The fact that naturally scarce currencies like gold do not hyperinflate — even in times of extreme economic stress — suggests that the underlying mechanism here is of an extreme exogenous event causing a severe drop in productivity. Governments then run the printing presses attempting to smooth over such problems — for instance in the Weimar Republic when workers in the occupied Ruhr region went on a general strike and the Weimar government continued to print money in order to pay them. While hyperinflation can in theory arise either out of either ΔQ or ΔM, government has no reason to inject a hyper-inflationary volume of money into an economy that still has access to global exports, that still produces sufficient levels of energy and agriculture to support its population, and that still has a functional infrastructure.

This means that the indicators for imminent hyperinflation are not economic so much as they are geopolitical — wars, trade breakdowns, energy crises, socio-political collapse, collapse in production, collapse in agriculture.

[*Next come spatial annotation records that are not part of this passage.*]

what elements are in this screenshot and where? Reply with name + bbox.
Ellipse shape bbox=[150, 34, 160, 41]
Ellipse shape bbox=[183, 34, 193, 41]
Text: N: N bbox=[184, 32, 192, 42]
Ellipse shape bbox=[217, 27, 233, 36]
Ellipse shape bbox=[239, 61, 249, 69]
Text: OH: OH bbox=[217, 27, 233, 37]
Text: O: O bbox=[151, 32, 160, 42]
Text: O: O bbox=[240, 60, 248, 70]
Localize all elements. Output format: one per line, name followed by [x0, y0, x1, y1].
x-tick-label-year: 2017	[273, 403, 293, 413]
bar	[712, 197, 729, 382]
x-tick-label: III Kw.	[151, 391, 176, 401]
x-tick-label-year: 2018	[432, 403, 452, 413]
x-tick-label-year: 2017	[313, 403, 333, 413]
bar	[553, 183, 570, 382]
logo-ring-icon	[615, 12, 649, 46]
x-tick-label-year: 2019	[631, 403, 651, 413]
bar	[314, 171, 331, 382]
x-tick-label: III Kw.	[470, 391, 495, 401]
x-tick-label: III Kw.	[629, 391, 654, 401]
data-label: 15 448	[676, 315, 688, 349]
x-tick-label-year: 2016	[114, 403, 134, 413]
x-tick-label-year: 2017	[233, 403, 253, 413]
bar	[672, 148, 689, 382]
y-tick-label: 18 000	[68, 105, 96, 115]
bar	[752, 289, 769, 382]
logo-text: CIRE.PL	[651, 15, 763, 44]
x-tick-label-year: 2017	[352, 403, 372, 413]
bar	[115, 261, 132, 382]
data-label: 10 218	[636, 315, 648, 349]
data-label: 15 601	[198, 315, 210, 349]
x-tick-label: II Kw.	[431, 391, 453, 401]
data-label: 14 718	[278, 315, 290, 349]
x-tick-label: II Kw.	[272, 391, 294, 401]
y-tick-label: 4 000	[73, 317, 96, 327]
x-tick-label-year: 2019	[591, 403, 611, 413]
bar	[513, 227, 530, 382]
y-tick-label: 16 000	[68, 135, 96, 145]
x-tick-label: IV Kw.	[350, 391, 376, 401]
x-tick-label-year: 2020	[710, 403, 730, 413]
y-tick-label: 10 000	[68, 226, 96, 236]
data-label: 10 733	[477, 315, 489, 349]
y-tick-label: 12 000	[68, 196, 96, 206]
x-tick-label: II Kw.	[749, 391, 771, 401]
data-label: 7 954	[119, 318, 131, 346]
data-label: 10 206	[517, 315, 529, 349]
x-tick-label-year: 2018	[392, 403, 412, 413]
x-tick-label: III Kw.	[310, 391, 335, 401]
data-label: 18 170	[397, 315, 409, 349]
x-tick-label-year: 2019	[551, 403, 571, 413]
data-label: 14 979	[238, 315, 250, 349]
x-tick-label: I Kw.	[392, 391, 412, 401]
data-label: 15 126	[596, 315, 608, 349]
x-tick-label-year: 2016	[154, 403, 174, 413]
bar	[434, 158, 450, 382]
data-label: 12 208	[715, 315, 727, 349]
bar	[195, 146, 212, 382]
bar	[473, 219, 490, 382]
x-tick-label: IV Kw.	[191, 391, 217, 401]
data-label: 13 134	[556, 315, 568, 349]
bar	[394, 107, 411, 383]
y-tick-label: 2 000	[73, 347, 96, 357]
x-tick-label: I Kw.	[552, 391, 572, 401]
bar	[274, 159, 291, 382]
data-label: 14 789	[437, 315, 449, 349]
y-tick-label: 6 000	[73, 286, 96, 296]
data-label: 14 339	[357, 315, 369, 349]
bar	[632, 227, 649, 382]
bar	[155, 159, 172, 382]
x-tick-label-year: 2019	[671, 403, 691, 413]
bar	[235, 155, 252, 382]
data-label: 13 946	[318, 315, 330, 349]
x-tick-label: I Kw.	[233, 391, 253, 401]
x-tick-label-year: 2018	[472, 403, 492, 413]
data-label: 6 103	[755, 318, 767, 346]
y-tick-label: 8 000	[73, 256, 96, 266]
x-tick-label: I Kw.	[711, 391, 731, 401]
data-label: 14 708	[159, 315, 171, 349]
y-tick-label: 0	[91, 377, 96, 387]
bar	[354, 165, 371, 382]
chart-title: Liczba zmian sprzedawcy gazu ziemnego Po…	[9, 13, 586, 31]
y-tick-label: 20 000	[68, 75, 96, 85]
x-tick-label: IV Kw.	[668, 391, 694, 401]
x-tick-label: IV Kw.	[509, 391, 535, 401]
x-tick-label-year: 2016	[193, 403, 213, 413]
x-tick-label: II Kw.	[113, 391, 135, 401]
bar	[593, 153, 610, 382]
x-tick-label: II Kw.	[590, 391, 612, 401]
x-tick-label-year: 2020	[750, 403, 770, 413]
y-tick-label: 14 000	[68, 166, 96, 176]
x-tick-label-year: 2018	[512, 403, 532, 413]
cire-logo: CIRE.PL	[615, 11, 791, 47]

While all such catastrophes have preexisting economic causes, a bad economic situation will not deteriorate into full-collapse and hyperinflation without a severe intervening physical breakdown.

Predicting Hyperinflation

Hyperinflation is notoriously difficult to predict, because physical breakdowns like an invasion, or the breakup of a currency union, or a trade breakdown are political in nature, and human action is anything but timely or predictable.

However, it is possible to provide a list of factors which can make a nation or community fragile to unexpected collapses in productivity:

  1. Rising Public and-or Private Debt — risks currency crisis, especially if denominated in foreign currency.
  2. Import Dependency — supplies can be cut off, leading to bottlenecks and shortages.
  3. Energy Dependency — supplies can be cut off, leading to transport and power issues.
  4. Fragile Transport Infrastructure — transport can be disrupted by war, terrorism, shortages or natural disasters.
  5. Overstretched Military — high cost, harder to respond to unexpected disasters.
  6. Natural Disaster-Prone — e.g. volcanoes, hurricanes, tornadoes, drought, floods.
  7. Civil Disorder— may cause severe civil and economic disruption.

Readers are free to speculate as to which nation is currently most fragile to hyperinflation.

However none of these factors alone or together — however severe — are guaranteed to precipitate a shock that leads to the collapse of production or imports.

But if an incident or series of incidents leads to a severe and prolonged drop in productivity, and so long as government accelerates the printing of money to paper over the cracks, hyperinflation is a mathematical inevitability.